There is no doubt that these current AI solutions have definitively leaped over the hurdle of sufficient functionality to deliver real utility and economic value. They are not going away and are proliferating rapidly. I do not believe we are going to see another “AI winter” of the type that arrived in the 80’s. While true Artificial General Intelligence (AGI) is still very far away, if or when they arrive is an academic argument. It doesn’t change the fact that the use of Narrow AI to solve specific problems has grown massively since the days of MYCIN, and that growth will continue.

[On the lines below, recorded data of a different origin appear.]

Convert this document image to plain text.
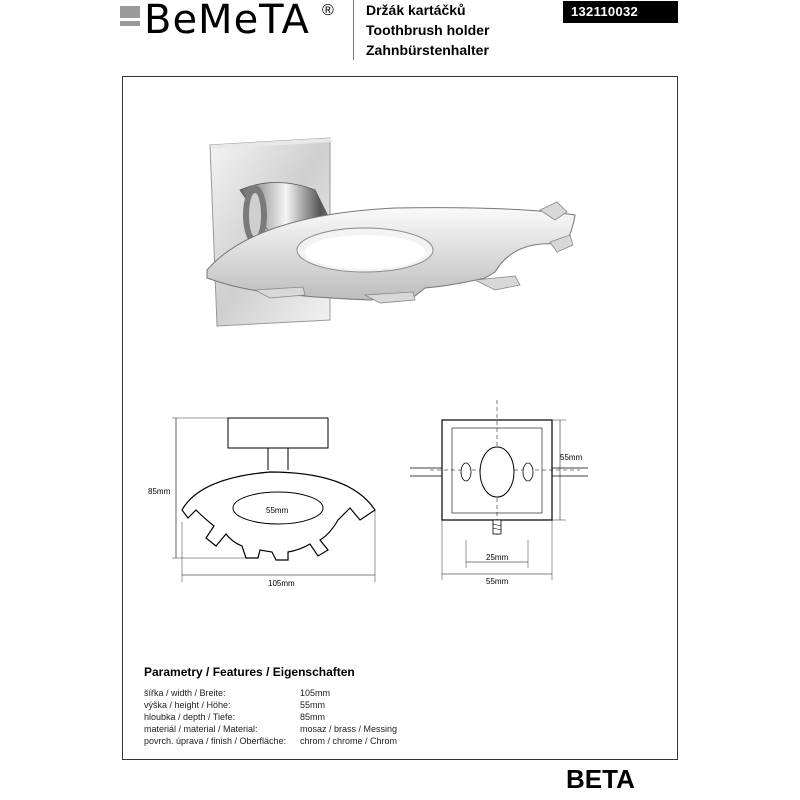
BeMeTA ® Držák kartáčků
Toothbrush holder
Zahnbürstenhalter
132110032
55mm
85mm
105mm
55mm
25mm
55mm
Parametry / Features / Eigenschaften
šířka / width / Breite:	105mm
výška / height / Höhe:	55mm
hloubka / depth / Tiefe:	85mm
materiál / material / Material:	mosaz / brass / Messing
povrch. úprava / finish / Oberfläche: chrom / chrome / Chrom
BETA
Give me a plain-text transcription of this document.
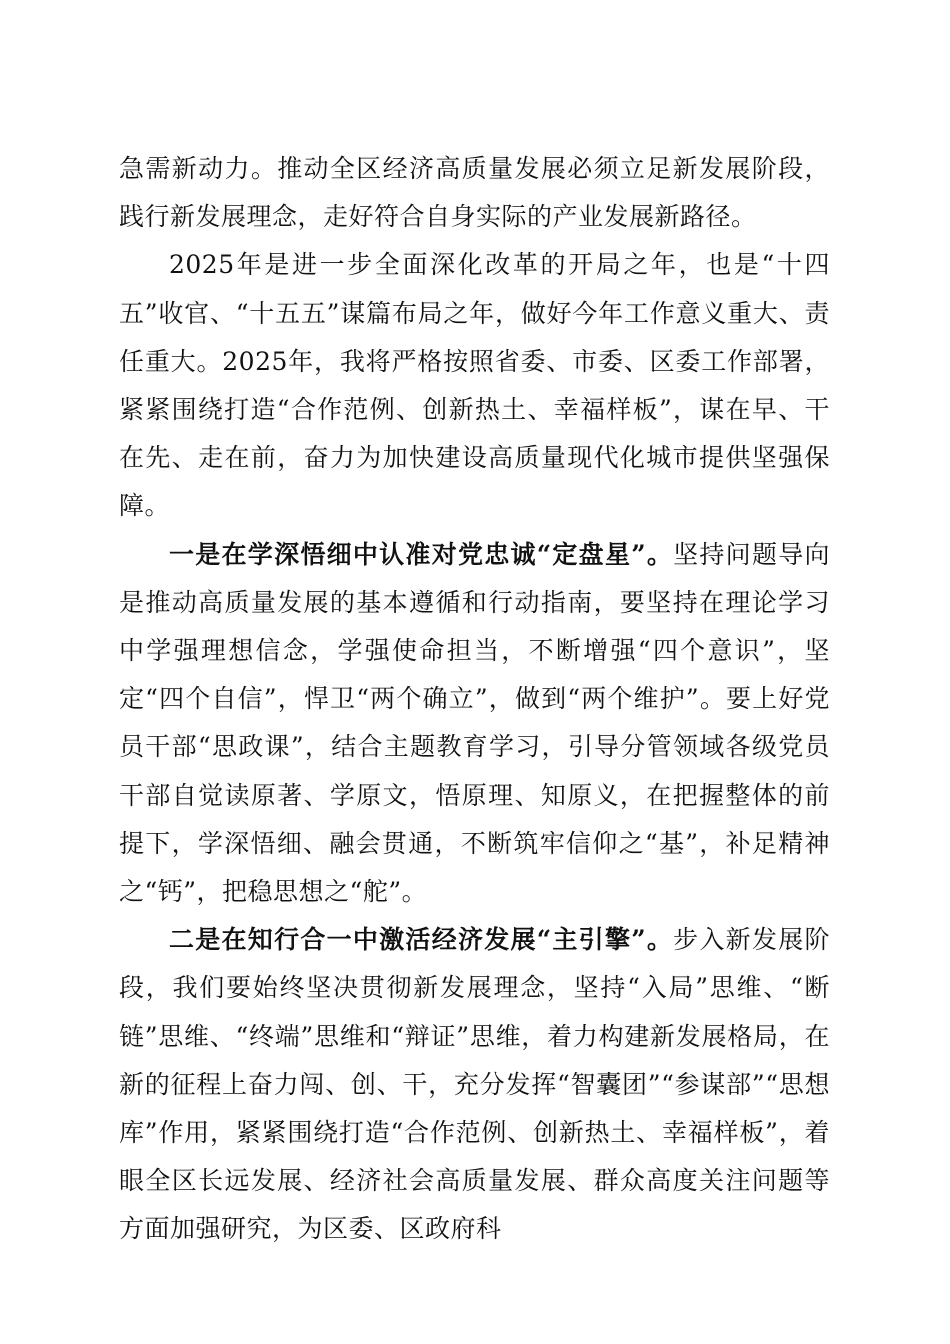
急需新动力。推动全区经济高质量发展必须立足新发展阶段，践行新发展理念，走好符合自身实际的产业发展新路径。

2025年是进一步全面深化改革的开局之年，也是“十四五”收官、“十五五”谋篇布局之年，做好今年工作意义重大、责任重大。2025年，我将严格按照省委、市委、区委工作部署，紧紧围绕打造“合作范例、创新热土、幸福样板”，谋在早、干在先、走在前，奋力为加快建设高质量现代化城市提供坚强保障。

一是在学深悟细中认准对党忠诚“定盘星”。坚持问题导向是推动高质量发展的基本遵循和行动指南，要坚持在理论学习中学强理想信念，学强使命担当，不断增强“四个意识”，坚定“四个自信”，悍卫“两个确立”，做到“两个维护”。要上好党员干部“思政课”，结合主题教育学习，引导分管领域各级党员干部自觉读原著、学原文，悟原理、知原义，在把握整体的前提下，学深悟细、融会贯通，不断筑牢信仰之“基”，补足精神之“钙”，把稳思想之“舵”。

二是在知行合一中激活经济发展“主引擎”。步入新发展阶段，我们要始终坚决贯彻新发展理念，坚持“入局”思维、“断链”思维、“终端”思维和“辩证”思维，着力构建新发展格局，在新的征程上奋力闯、创、干，充分发挥“智囊团”“参谋部”“思想库”作用，紧紧围绕打造“合作范例、创新热土、幸福样板”，着眼全区长远发展、经济社会高质量发展、群众高度关注问题等方面加强研究，为区委、区政府科
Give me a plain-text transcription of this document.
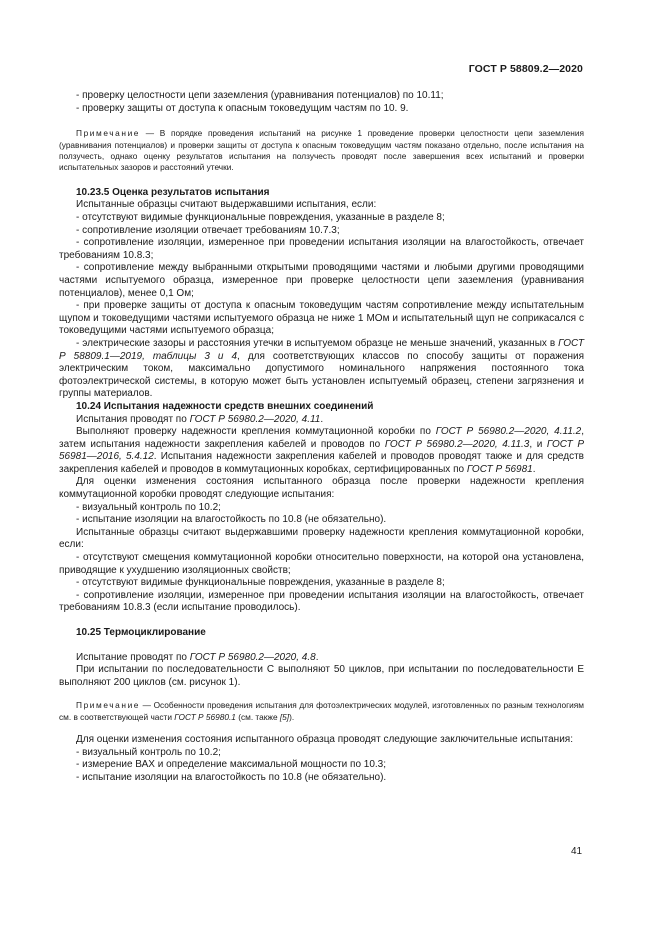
ГОСТ Р 58809.2—2020

- проверку целостности цепи заземления (уравнивания потенциалов) по 10.11;

- проверку защиты от доступа к опасным токоведущим частям по 10. 9.

Примечание — В порядке проведения испытаний на рисунке 1 проведение проверки целостности цепи заземления (уравнивания потенциалов) и проверки защиты от доступа к опасным токоведущим частям показано отдельно, после испытания на ползучесть, однако оценку результатов испытания на ползучесть проводят после завершения всех испытаний и проверки испытательных зазоров и расстояний утечки.

10.23.5 Оценка результатов испытания

Испытанные образцы считают выдержавшими испытания, если:

- отсутствуют видимые функциональные повреждения, указанные в разделе 8;

- сопротивление изоляции отвечает требованиям 10.7.3;

- сопротивление изоляции, измеренное при проведении испытания изоляции на влагостойкость, отвечает требованиям 10.8.3;

- сопротивление между выбранными открытыми проводящими частями и любыми другими проводящими частями испытуемого образца, измеренное при проверке целостности цепи заземления (уравнивания потенциалов), менее 0,1 Ом;

- при проверке защиты от доступа к опасным токоведущим частям сопротивление между испытательным щупом и токоведущими частями испытуемого образца не ниже 1 МОм и испытательный щуп не соприкасался с токоведущими частями испытуемого образца;

- электрические зазоры и расстояния утечки в испытуемом образце не меньше значений, указанных в ГОСТ Р 58809.1—2019, таблицы 3 и 4, для соответствующих классов по способу защиты от поражения электрическим током, максимально допустимого номинального напряжения постоянного тока фотоэлектрической системы, в которую может быть установлен испытуемый образец, степени загрязнения и группы материалов.

10.24 Испытания надежности средств внешних соединений

Испытания проводят по ГОСТ Р 56980.2—2020, 4.11.

Выполняют проверку надежности крепления коммутационной коробки по ГОСТ Р 56980.2—2020, 4.11.2, затем испытания надежности закрепления кабелей и проводов по ГОСТ Р 56980.2—2020, 4.11.3, и ГОСТ Р 56981—2016, 5.4.12. Испытания надежности закрепления кабелей и проводов проводят также и для средств закрепления кабелей и проводов в коммутационных коробках, сертифицированных по ГОСТ Р 56981.

Для оценки изменения состояния испытанного образца после проверки надежности крепления коммутационной коробки проводят следующие испытания:

- визуальный контроль по 10.2;

- испытание изоляции на влагостойкость по 10.8 (не обязательно).

Испытанные образцы считают выдержавшими проверку надежности крепления коммутационной коробки, если:

- отсутствуют смещения коммутационной коробки относительно поверхности, на которой она установлена, приводящие к ухудшению изоляционных свойств;

- отсутствуют видимые функциональные повреждения, указанные в разделе 8;

- сопротивление изоляции, измеренное при проведении испытания изоляции на влагостойкость, отвечает требованиям 10.8.3 (если испытание проводилось).

10.25 Термоциклирование

Испытание проводят по ГОСТ Р 56980.2—2020, 4.8.

При испытании по последовательности С выполняют 50 циклов, при испытании по последовательности Е выполняют 200 циклов (см. рисунок 1).

Примечание — Особенности проведения испытания для фотоэлектрических модулей, изготовленных по разным технологиям см. в соответствующей части ГОСТ Р 56980.1 (см. также [5]).

Для оценки изменения состояния испытанного образца проводят следующие заключительные испытания:

- визуальный контроль по 10.2;

- измерение ВАХ и определение максимальной мощности по 10.3;

- испытание изоляции на влагостойкость по 10.8 (не обязательно).

41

At Canaan, we expect to see the scope and capability of AI systems expand rapidly, driven by two main themes. First, we are very excited by the work specifically focused on new techniques for unsupervised learning, and tools for generating training data for models (GANS, for example). This will expand the scope and ease with which models can be built. Research into areas like transfer learning will also continue to lower the barriers to create solutions for “adjacent” problems. The ecosystem of Narrow AIs is going to continue to explode as these techniques for circumventing the training data limitations reach maturity. We also believe that new frameworks will eventually exist to combine separate narrow AIs into larger scale ensemble models in some sort of hybrid form – using statistical based models (like Neural Nets) for certain tasks, and more cognitive based higher level logic and “rules” for others. As we see many more of these narrow AIs come into use, the need will increase for frameworks that combine them together into much broader solutions and can combine those models into ever larger, more capable systems. In future posts we’ll be talking about some of the most interesting technical developments, examples of real solutions in use today, as well as current investment activity. We’re looking forward to a long summer!